I did it and i got x=0 and y=0 - Jan 23rd 2008, 04:53 PMmr fantastic
$\displaystyle x^2 = 9y^2 \therefore x = \pm 3y$.

Case 1: x = 3y.

$\displaystyle (3y)^{3y} = y^{9y} \Rightarrow 3^{3y} y^{3y} = (y^{3y})^2 \Rightarrow y^{3y} \left( 3^{3y} - y^{3y} \right) = 0 \Rightarrow 3^{3y} - y^{3y} = 0 \Rightarrow 3^{3y} = y^{3y}$. So one obvious solution is $\displaystyle y = 3 \Rightarrow x = 9$ ....... - Jan 23rd 2008, 05:08 PMAHDDM
That looks all right to me but I just plugged in to check it doesnt come out

- Jan 23rd 2008, 05:44 PMmr fantastic
You're right.
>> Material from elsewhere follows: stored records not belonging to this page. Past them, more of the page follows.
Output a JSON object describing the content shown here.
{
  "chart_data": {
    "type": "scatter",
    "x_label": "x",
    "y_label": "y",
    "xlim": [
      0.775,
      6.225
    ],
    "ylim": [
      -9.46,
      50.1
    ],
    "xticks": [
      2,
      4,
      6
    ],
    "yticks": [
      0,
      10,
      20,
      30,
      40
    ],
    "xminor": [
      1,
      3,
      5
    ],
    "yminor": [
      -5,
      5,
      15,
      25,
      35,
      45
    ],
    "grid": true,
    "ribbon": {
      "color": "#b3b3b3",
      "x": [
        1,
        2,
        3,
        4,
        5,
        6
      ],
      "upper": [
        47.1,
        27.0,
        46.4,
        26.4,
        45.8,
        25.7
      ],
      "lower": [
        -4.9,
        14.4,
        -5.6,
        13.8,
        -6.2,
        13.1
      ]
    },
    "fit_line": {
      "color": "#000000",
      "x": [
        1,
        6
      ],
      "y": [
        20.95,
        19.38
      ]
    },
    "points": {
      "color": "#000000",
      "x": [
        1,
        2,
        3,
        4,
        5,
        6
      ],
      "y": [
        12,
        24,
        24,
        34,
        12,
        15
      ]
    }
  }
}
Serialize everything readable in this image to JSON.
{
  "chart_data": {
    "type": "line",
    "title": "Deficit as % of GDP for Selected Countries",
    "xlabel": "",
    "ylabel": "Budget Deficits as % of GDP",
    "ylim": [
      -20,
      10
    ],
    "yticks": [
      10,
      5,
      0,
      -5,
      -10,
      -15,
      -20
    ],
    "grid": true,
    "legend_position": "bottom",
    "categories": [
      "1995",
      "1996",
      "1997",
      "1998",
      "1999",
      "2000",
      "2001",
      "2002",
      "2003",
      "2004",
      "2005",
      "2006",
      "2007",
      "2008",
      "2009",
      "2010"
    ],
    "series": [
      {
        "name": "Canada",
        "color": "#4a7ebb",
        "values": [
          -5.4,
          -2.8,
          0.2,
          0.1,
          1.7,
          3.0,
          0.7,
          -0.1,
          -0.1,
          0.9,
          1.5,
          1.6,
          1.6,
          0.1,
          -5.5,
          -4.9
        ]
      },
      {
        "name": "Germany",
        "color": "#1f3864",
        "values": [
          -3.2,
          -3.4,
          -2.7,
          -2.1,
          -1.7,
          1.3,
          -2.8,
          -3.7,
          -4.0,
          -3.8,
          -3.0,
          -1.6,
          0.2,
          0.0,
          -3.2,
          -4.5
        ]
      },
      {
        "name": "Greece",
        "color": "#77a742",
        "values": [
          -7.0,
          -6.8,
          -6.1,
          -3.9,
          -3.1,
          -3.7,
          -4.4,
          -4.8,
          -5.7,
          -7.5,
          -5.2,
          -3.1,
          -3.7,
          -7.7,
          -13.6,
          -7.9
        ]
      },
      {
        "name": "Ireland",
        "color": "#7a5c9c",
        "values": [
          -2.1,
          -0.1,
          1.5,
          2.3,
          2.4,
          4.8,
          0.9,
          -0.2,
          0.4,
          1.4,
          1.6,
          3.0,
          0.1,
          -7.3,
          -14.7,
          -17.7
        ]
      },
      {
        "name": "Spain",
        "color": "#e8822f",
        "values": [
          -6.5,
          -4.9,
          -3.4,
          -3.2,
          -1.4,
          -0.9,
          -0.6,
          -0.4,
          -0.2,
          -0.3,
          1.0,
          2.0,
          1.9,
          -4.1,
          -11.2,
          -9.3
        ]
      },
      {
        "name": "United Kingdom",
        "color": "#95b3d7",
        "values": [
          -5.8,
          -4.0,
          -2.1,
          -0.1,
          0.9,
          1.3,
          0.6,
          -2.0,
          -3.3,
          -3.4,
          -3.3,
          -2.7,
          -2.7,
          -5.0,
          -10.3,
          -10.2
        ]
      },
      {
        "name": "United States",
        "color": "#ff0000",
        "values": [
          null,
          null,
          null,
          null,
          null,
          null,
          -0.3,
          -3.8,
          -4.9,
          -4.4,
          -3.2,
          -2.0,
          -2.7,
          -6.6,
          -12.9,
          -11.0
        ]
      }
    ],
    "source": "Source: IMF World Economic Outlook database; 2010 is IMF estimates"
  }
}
I should have remembered that the only integer solutions of $\displaystyle x^y = y^x$ are (2, 4) and (4, 2) .....

So (9, 3) is a spurious solution ......

If you sub x = 3y into $\displaystyle x^y = y^x$ you get:

$\displaystyle (3y)^y = y^{3y} \Rightarrow 3^y y^y = (y^y)^3$ $\displaystyle \Rightarrow y^y \left( 3^y - (y^y)^2 \right) = 0$ $\displaystyle \Rightarrow 3^y - y^{2y} = 0$.

An*approximate*solution is $\displaystyle y = 1.73205 \Rightarrow x = 5.19615$. This solution*does*seem to work ..... To express*this*solution for y in exact form, I think you'd need to use the Lambert W-function ......

I haven't looked at the x = -3y case yet, but there will probably be similar if not worse difficulty in store ......

Are you expected to get exact solutions?